As the only house commissioned, created and lived in by William Morris, Red House is a building of extraordinary architectural and social significance.
Tucked away behind its red brick wall, the gardens at Red House are a quiet and secluded spot. Although much of the original garden design is lost there still remain echoes of a past when the Morris family lived there.
The nearly three acre gardens at Rainham Hall provide an oasis of urban green space for visitors to enjoy.

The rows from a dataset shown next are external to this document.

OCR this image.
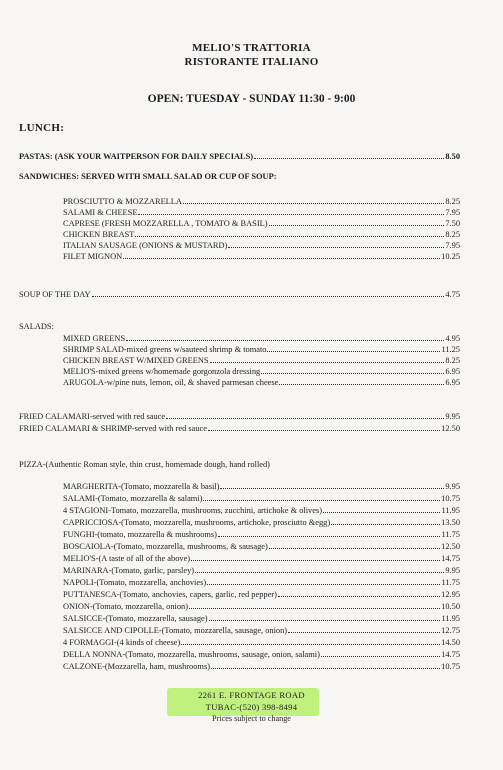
MELIO'S TRATTORIA
RISTORANTE ITALIANO
OPEN: TUESDAY - SUNDAY 11:30 - 9:00
LUNCH:
PASTAS: (ASK YOUR WAITPERSON FOR DAILY SPECIALS)	8.50
SANDWICHES: SERVED WITH SMALL SALAD OR CUP OF SOUP:
PROSCIUTTO & MOZZARELLA	8.25
SALAMI & CHEESE	7.95
CAPRESE (FRESH MOZZARELLA , TOMATO & BASIL)	7.50
CHICKEN BREAST	8.25
ITALIAN SAUSAGE (ONIONS & MUSTARD)	7.95
FILET MIGNON	10.25
SOUP OF THE DAY	4.75
SALADS:
MIXED GREENS	4.95
SHRIMP SALAD-mixed greens w/sauteed shrimp & tomato	11.25
CHICKEN BREAST W/MIXED GREENS	8.25
MELIO'S-mixed greens w/homemade gorgonzola dressing	6.95
ARUGOLA-w/pine nuts, lemon, oil, & shaved parmesan cheese	6.95
FRIED CALAMARI-served with red sauce	9.95
FRIED CALAMARI & SHRIMP-served with red sauce	12.50
PIZZA-(Authentic Roman style, thin crust, homemade dough, hand rolled)
MARGHERITA-(Tomato, mozzarella & basil)	9.95
SALAMI-(Tomato, mozzarella & salami)	10.75
4 STAGIONI-Tomato, mozzarella, mushrooms, zucchini, artichoke & olives)	11.95
CAPRICCIOSA-(Tomato, mozzarella, mushrooms, artichoke, prosciutto &egg)	13.50
FUNGHI-(tomato, mozzarella & mushrooms)	11.75
BOSCAIOLA-(Tomato, mozzarella, mushrooms, & sausage)	12.50
MELIO'S-(A taste of all of the above)	14.75
MARINARA-(Tomato, garlic, parsley)	9.95
NAPOLI-(Tomato, mozzarella, anchovies)	11.75
PUTTANESCA-(Tomato, anchovies, capers, garlic, red pepper)	12.95
ONION-(Tomato, mozzarella, onion)	10.50
SALSICCE-(Tomato, mozzarella, sausage)	11.95
SALSICCE AND CIPOLLE-(Tomato, mozzarella, sausage, onion)	12.75
4 FORMAGGI-(4 kinds of cheese)	14.50
DELLA NONNA-(Tomato, mozzarella, mushrooms, sausage, onion, salami)	14.75
CALZONE-(Mozzarella, ham, mushrooms)	10.75
2261 E. FRONTAGE ROAD
TUBAC-(520) 398-8494
Prices subject to change
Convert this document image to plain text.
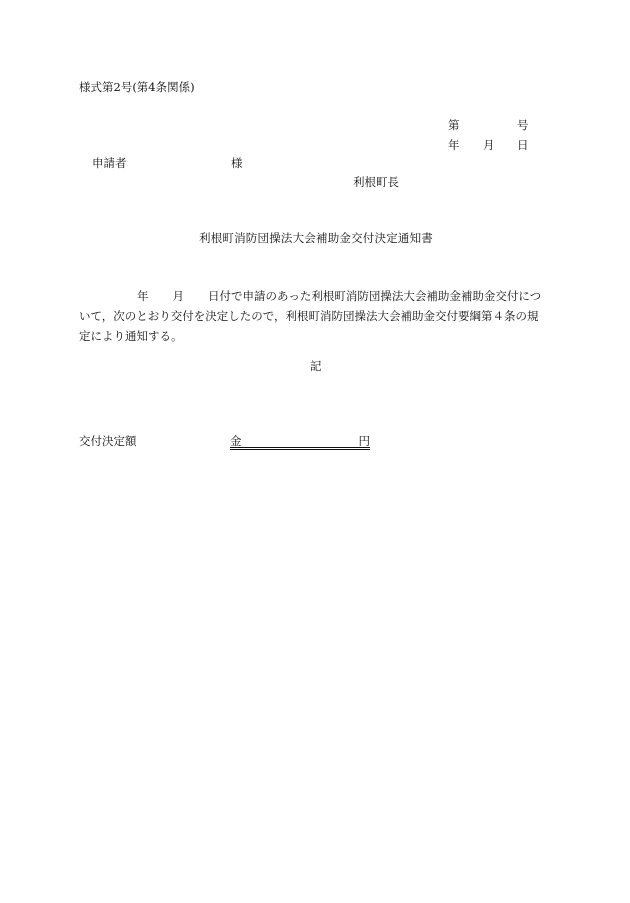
様式第2号(第4条関係)
第	号
年 月 日
申請者	様
利根町長
利根町消防団操法大会補助金交付決定通知書
年 月 日付で申請のあった利根町消防団操法大会補助金補助金交付につ
いて，次のとおり交付を決定したので，利根町消防団操法大会補助金交付要綱第４条の規
定により通知する。
記
交付決定額	金	円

The layout of the gardens has been altered many times since the Hall was built in 1729, and until a few years ago the gardens had been neglected. Today the gardens comprise of formal borders at the rear of the Hall, a lower lawn, meandering borders, an orchard, an outdoor seating area and a ‘wilderness’ play section.
Walk in the footsteps of some of the most famous writers of the day at Carlyle’s House, once home to Thomas and Jane Carlyle.
At the back of the house is a little walled garden where Jane grew flowers and herbs and Thomas grew vegetables.
The sunny garden is laid out much as the Carlyles had it. With low box hedging, fruit trees, grape vine, herbs, roses, and many cottage garden plants. There is a vegetable patch with rhubarb and runner beans.
Osterley is the last remaining country estate in London with farm, parkland, gardens, 18th-century mansion and a Tudor stable block.
The mansion and gardens were created by architect and designer Robert Adam for the Child family.
The Pleasure Grounds have been recently restored, and include a grade-I listed Adam garden house with lemon trees, American border, Long Walk (including a new Diamond Jubilee wood), flower beds in the picturesque style and ornamental vegetable displays in the Tudor walled garden.
One of a series of grand houses and palaces alongside the River Thames, Ham House stands as one of Europe’s greatest 17th-century houses.
The 17th century gardens at Ham House have been restored to their former glory. With formal gardens and a walled kitchen garden, come and relax in an environment filled with plants from the time of the Duchess of Lauderdale.
Eastbury Manor House is a grade I-listed Elizabethan manor with well-preserved walled gardens.
The walled garden retains its original internal brickwork, together with the bee boles used by the family for honey. An island of calm in a bustling location, the garden is attractively situated by the renewed façade of the house. The herb garden features herbs and flowers that would have been used in the Tudor era for cooking, dying fabric and medicines.